What it does demonstrate is that the capabilities of frontier API models and capable local MoE models are no longer cleanly separable by tier. There are tasks where the local model wins, and those tasks are not always the ones you would predict from headline benchmarks. SVG generation is an example; there are others.
The operational comparison has also shifted. An API call to a frontier model carries per-token cost, network latency, data leaving your environment, and dependency on upstream availability. A local model has none of those costs once it is running. For tasks where quality is comparable or where the local model is stronger, the cost-benefit analysis points clearly in one direction.
The Broader Pattern
The default assumption for serious AI workloads over the past few years has been that frontier API models are unambiguously more capable and local models are compromises you accept for cost or privacy reasons. That framing is increasingly inaccurate.
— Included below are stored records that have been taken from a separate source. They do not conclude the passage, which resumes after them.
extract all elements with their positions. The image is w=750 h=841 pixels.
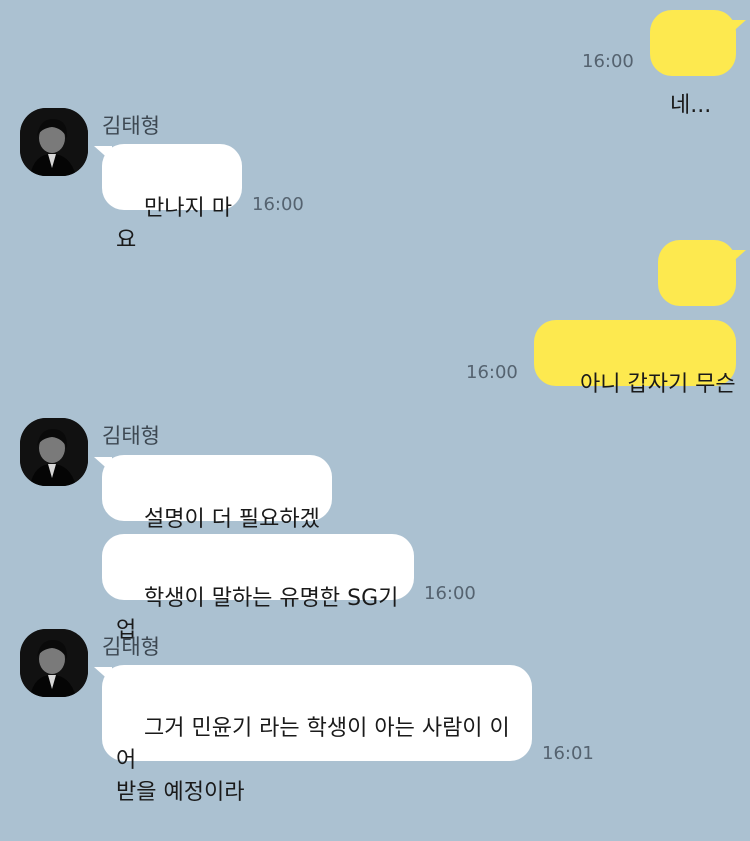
avatar[interactable] <box>20 418 88 486</box>
avatar[interactable] <box>20 108 88 176</box>
profile-photo-avatar <box>20 629 88 697</box>
message-text: 네... <box>670 93 712 118</box>
message-time: 16:00 <box>252 194 304 215</box>
my-message-bubble[interactable]: 네... <box>650 10 736 118</box>
other-message-bubble[interactable]: 학생이 말하는 유명한 SG기업 <box>102 534 414 643</box>
bubble-tail <box>728 250 746 266</box>
my-message-bubble[interactable]: 네? <box>658 240 736 349</box>
message-text: 그거 민윤기 라는 학생이 아는 사람이 이어 받을 예정이라 <box>116 716 510 805</box>
message-time: 16:01 <box>542 743 594 764</box>
message-text: 만나지 마요 <box>116 196 232 253</box>
chat-area: 네... 16:00 김태형 만나지 마요 16:00 네? 아니 갑자기 무슨… <box>0 0 750 805</box>
profile-photo-avatar <box>20 418 88 486</box>
sender-name: 김태형 <box>102 424 160 448</box>
message-time: 16:00 <box>424 583 476 604</box>
sender-name: 김태형 <box>102 114 160 138</box>
other-message-bubble[interactable]: 그거 민윤기 라는 학생이 아는 사람이 이어 받을 예정이라 <box>102 665 532 805</box>
avatar[interactable] <box>20 629 88 697</box>
other-message-bubble[interactable]: 만나지 마요 <box>102 144 242 253</box>
my-message-bubble[interactable]: 아니 갑자기 무슨 <box>534 320 736 397</box>
profile-photo-avatar <box>20 108 88 176</box>
other-message-bubble[interactable]: 설명이 더 필요하겠네 <box>102 455 332 564</box>
message-time: 16:00 <box>582 51 634 72</box>
sender-name: 김태형 <box>102 635 160 659</box>
message-text: 아니 갑자기 무슨 <box>579 372 736 397</box>
bubble-tail <box>728 20 746 36</box>
message-time: 16:00 <box>466 362 518 383</box>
The efficiency gains from MoE architecture mean that a model with 35B stored parameters but 3B active parameters at inference can deliver quality that tracks much closer to its total parameter count than its active parameter count. Training recipe improvements, better data curation, and improved quantization methods have narrowed the gap between a 4-bit quantized local model and its full-precision equivalent. The tooling for local deployment, through llama.cpp, Ollama, and mlx-lm, has matured to the point where running a large MoE model locally is a straightforward operation for anyone with adequate hardware.
The result is a capability distribution that is less hierarchical than it was two years ago. Frontier models lead on some tasks. Local models lead on others. The productive approach is task-by-task evaluation rather than defaulting to the highest-tier available option.
A pelican drawn well on a laptop is a small observation. But the architecture and training trajectory behind that pelican are worth understanding, because they describe where the efficiency frontier is, and the direction it has been moving.